それなのに彼はそのまま慣れた足取りで先へと進んでいく。
そして、廊下の一番奥にある重厚な扉を開けると中へと私を促した。
「入れ」
「お邪魔します」
促されるまま室内へと足を踏み入れれば、そこはL字型にソファとガラステーブルが配置されているのが目に飛び込んできた。
角部屋のためか、右手と奥が窓。そこからは新鮮な風が白いレースのカーテンを舞い踊らせていた。
十五畳から二十畳ほどだろうか。毛並みの整えられた真紅の絨毯が敷かれ、いかにも値が張りそうなアンティーク家なども飾られていた。

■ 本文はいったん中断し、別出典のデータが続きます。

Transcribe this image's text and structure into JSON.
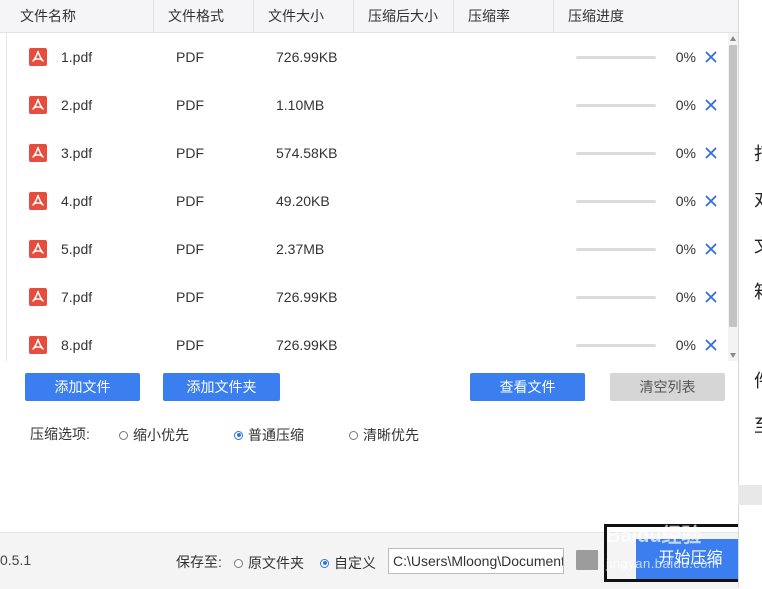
{
  "columns": [
    "文件名称",
    "文件格式",
    "文件大小",
    "压缩后大小",
    "压缩率",
    "压缩进度"
  ],
  "files": [
    {
      "name": "1.pdf",
      "format": "PDF",
      "size": "726.99KB",
      "compressed_size": "",
      "ratio": "",
      "progress": 0,
      "progress_text": "0%"
    },
    {
      "name": "2.pdf",
      "format": "PDF",
      "size": "1.10MB",
      "compressed_size": "",
      "ratio": "",
      "progress": 0,
      "progress_text": "0%"
    },
    {
      "name": "3.pdf",
      "format": "PDF",
      "size": "574.58KB",
      "compressed_size": "",
      "ratio": "",
      "progress": 0,
      "progress_text": "0%"
    },
    {
      "name": "4.pdf",
      "format": "PDF",
      "size": "49.20KB",
      "compressed_size": "",
      "ratio": "",
      "progress": 0,
      "progress_text": "0%"
    },
    {
      "name": "5.pdf",
      "format": "PDF",
      "size": "2.37MB",
      "compressed_size": "",
      "ratio": "",
      "progress": 0,
      "progress_text": "0%"
    },
    {
      "name": "7.pdf",
      "format": "PDF",
      "size": "726.99KB",
      "compressed_size": "",
      "ratio": "",
      "progress": 0,
      "progress_text": "0%"
    },
    {
      "name": "8.pdf",
      "format": "PDF",
      "size": "726.99KB",
      "compressed_size": "",
      "ratio": "",
      "progress": 0,
      "progress_text": "0%"
    }
  ],
  "buttons": {
    "add_file": "添加文件",
    "add_folder": "添加文件夹",
    "view_file": "查看文件",
    "clear_list": "清空列表",
    "start": "开始压缩"
  },
  "compression": {
    "label": "压缩选项:",
    "options": [
      {
        "label": "缩小优先",
        "selected": false
      },
      {
        "label": "普通压缩",
        "selected": true
      },
      {
        "label": "清晰优先",
        "selected": false
      }
    ]
  },
  "footer": {
    "version": "0.5.1",
    "save_label": "保存至:",
    "save_options": [
      {
        "label": "原文件夹",
        "selected": false
      },
      {
        "label": "自定义",
        "selected": true
      }
    ],
    "path": "C:\\Users\\Mloong\\Documents"
  },
  "watermark": {
    "line1": "Baidu经验",
    "line2": "jingyan.baidu.com"
  },
  "background_text": [
    "打",
    "对",
    "文",
    "箱",
    "件",
    "至"
  ],
  "colors": {
    "accent": "#3a7ef0",
    "pdf_red": "#e84c3d",
    "close_blue": "#2f6fe0",
    "gray_button": "#d6d6d6"
  }
}
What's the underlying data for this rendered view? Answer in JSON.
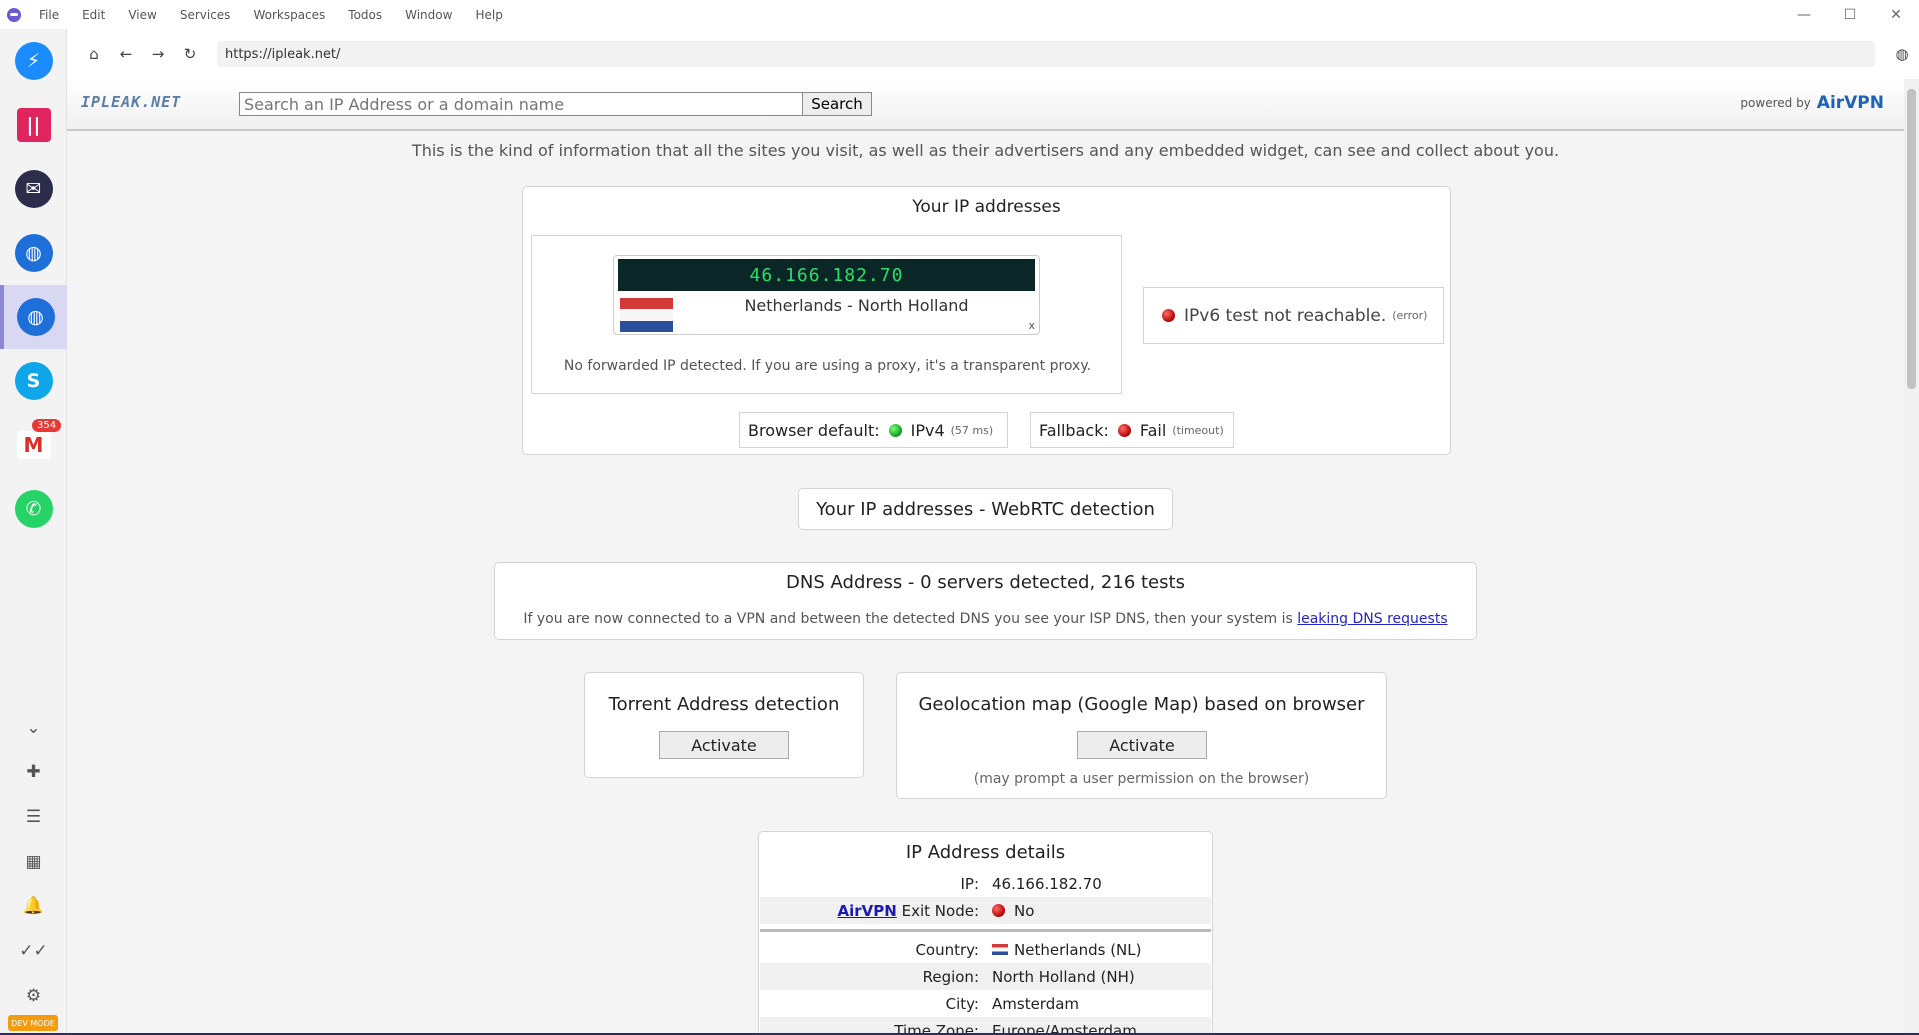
{
  "window": {
    "menu": [
      "File",
      "Edit",
      "View",
      "Services",
      "Workspaces",
      "Todos",
      "Window",
      "Help"
    ],
    "controls": {
      "minimize": "—",
      "maximize": "☐",
      "close": "✕"
    }
  },
  "sidebar": {
    "services": [
      {
        "name": "messenger",
        "glyph": "⚡",
        "icon": "messenger-icon"
      },
      {
        "name": "hook",
        "glyph": "||",
        "icon": "hook-icon"
      },
      {
        "name": "proton",
        "glyph": "✉",
        "icon": "proton-mail-icon"
      },
      {
        "name": "web-1",
        "glyph": "◍",
        "icon": "globe-icon"
      },
      {
        "name": "web-2",
        "glyph": "◍",
        "icon": "globe-icon"
      },
      {
        "name": "skype",
        "glyph": "S",
        "icon": "skype-icon"
      },
      {
        "name": "gmail",
        "glyph": "M",
        "icon": "gmail-icon",
        "badge": "354"
      },
      {
        "name": "whatsapp",
        "glyph": "✆",
        "icon": "whatsapp-icon"
      }
    ],
    "tools": [
      "⌄",
      "✚",
      "☰",
      "▦",
      "🔔",
      "✓✓",
      "⚙"
    ],
    "devmode": "DEV MODE"
  },
  "navbar": {
    "url": "https://ipleak.net/",
    "glyphs": {
      "home": "⌂",
      "back": "←",
      "forward": "→",
      "reload": "↻",
      "ext": "◍"
    }
  },
  "site": {
    "logo": "IPLEAK.NET",
    "search_placeholder": "Search an IP Address or a domain name",
    "search_button": "Search",
    "powered_by": "powered by",
    "powered_brand": "AirVPN",
    "intro": "This is the kind of information that all the sites you visit, as well as their advertisers and any embedded widget, can see and collect about you."
  },
  "ip_card": {
    "title": "Your IP addresses",
    "ip": "46.166.182.70",
    "location": "Netherlands - North Holland",
    "close": "x",
    "forward_note": "No forwarded IP detected. If you are using a proxy, it's a transparent proxy.",
    "ipv6_text": "IPv6 test not reachable.",
    "ipv6_note": "(error)",
    "browser_default_label": "Browser default:",
    "browser_default_value": "IPv4",
    "browser_default_note": "(57 ms)",
    "fallback_label": "Fallback:",
    "fallback_value": "Fail",
    "fallback_note": "(timeout)"
  },
  "webrtc": {
    "title": "Your IP addresses - WebRTC detection"
  },
  "dns": {
    "title": "DNS Address - 0 servers detected, 216 tests",
    "note": "If you are now connected to a VPN and between the detected DNS you see your ISP DNS, then your system is",
    "link": "leaking DNS requests"
  },
  "torrent": {
    "title": "Torrent Address detection",
    "button": "Activate"
  },
  "geo": {
    "title": "Geolocation map (Google Map) based on browser",
    "button": "Activate",
    "note": "(may prompt a user permission on the browser)"
  },
  "details": {
    "title": "IP Address details",
    "ip_label": "IP:",
    "ip_value": "46.166.182.70",
    "exit_link": "AirVPN",
    "exit_label": "Exit Node:",
    "exit_value": "No",
    "country_label": "Country:",
    "country_value": "Netherlands (NL)",
    "region_label": "Region:",
    "region_value": "North Holland (NH)",
    "city_label": "City:",
    "city_value": "Amsterdam",
    "tz_label": "Time Zone:",
    "tz_value": "Europe/Amsterdam"
  }
}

まるでどこかの洋館の一室。そう言われても全く違和感がない。
「ここは?」
「五王のプライベート室。屋敷にも書庫があるけど、ここよりは遥かに少ないからな。時々、家族が本を読みに来るのに使っている」
「五王……え……?」
私は目を大きく見開きながら彼を見た。
「あぁ、言ってなかったか。五王匠だ。高二」
「嘘……ここを作った五王財閥の?」
「嘘言ってどうするんだよ? 俺だって、本ぐらい読むさ。むしろ、好きなんだが」
「え」
見えない。そう喉まで出たけれども、呑み込んだ。
明らかに見た目がコンビニ前でたむろしている高校生タイプなのに……
どうやらそれが顔に出ていたらしく、彼は肩を竦めて見せた。
「この見た目だしな。それより、座れよ。何か飲むか? 下の喫茶店から配達もしてくれるんだ」
「なんだか、家みたいだね」
私はそう唇に言葉をのせると、彼が促してくれたソファへと腰を下ろした。
「あぁ、だからよく来るんだ。落ち着いて本が読める上に、珈琲はうまいし」
「珈琲、好きなの?」
炭酸とかのイメージなのに、意外。
見た目が完全に軽そうだけれども、中身はもしかしたらちゃんとしているのかもしれない。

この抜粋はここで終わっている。